Cyberkriminalität hat sich längst zu einem globalen Geschäft entwickelt, insbesondere wenn sie zu finanziellen Zwecken betrieben wird. Laut der Bitkom-Studie "Wirtschaftsschutz 2024" wurden 81 Prozent der deutschen Unternehmen im Jahr 2023 Opfer von Cyberangriffen. Dabei entstand ein Rekordschaden von 267 Milliarden Euro.

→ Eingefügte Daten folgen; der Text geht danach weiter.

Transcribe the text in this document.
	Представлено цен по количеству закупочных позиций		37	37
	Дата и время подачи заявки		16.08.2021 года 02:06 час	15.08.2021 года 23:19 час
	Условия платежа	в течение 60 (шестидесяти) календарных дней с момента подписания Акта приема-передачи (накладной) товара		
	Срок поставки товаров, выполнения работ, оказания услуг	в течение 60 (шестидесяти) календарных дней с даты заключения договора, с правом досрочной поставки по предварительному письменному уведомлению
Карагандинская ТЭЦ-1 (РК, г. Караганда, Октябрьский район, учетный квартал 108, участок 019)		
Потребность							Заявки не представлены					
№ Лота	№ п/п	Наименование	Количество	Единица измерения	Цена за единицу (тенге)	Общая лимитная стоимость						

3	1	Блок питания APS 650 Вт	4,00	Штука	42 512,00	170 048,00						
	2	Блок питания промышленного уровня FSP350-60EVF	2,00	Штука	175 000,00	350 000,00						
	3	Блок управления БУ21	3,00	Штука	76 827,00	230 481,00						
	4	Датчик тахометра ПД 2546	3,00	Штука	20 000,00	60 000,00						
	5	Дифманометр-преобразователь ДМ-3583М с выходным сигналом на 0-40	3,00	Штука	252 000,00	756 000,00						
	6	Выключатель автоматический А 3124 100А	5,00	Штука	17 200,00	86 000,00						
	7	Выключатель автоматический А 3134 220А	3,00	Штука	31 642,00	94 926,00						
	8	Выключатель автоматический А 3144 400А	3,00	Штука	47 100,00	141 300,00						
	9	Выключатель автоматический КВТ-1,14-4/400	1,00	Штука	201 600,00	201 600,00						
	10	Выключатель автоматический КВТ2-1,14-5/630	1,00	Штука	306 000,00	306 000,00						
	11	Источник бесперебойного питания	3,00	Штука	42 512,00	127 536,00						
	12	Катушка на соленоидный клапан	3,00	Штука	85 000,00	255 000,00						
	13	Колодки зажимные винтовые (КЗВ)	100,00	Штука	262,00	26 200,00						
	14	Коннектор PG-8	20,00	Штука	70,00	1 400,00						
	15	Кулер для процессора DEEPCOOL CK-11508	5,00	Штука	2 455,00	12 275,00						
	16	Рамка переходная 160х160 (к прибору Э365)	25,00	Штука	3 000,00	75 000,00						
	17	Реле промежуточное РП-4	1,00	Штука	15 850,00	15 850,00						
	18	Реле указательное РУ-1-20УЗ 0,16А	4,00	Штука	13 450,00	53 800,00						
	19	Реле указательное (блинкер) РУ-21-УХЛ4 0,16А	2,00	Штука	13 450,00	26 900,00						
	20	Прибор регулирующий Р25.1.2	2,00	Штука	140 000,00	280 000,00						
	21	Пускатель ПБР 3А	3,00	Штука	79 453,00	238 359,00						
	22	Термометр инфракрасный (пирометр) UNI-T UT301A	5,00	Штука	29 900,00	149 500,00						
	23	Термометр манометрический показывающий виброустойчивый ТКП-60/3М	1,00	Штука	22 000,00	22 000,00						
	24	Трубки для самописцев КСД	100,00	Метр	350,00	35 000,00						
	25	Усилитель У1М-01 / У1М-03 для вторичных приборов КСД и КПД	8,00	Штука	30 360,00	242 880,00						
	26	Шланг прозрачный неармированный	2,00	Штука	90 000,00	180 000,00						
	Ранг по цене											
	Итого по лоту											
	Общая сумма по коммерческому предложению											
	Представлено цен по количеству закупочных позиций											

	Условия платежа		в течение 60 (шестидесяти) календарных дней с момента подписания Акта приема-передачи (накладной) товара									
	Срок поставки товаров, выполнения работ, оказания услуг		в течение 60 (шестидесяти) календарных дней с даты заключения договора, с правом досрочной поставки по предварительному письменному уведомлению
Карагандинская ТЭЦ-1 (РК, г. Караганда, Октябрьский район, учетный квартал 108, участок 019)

Immer mehr kleine und mittlere Unternehmen (KMUs) werden dabei attackiert – eine Entwicklung, die Mario Fladt vom Karlsruher IT-Dienstleister "Jacob" aus erster Hand kennt. "Sie dringen in Systeme ein, verschlüsseln Daten und erpressen die Unternehmen mit der Drohung, diese Daten nicht wieder freizugeben oder zu veröffentlichen. Die Hauptkomponenten dieses Modells sind technisches Know-how, strategische Planung und psychologische Manipulation", erklärt Fladt.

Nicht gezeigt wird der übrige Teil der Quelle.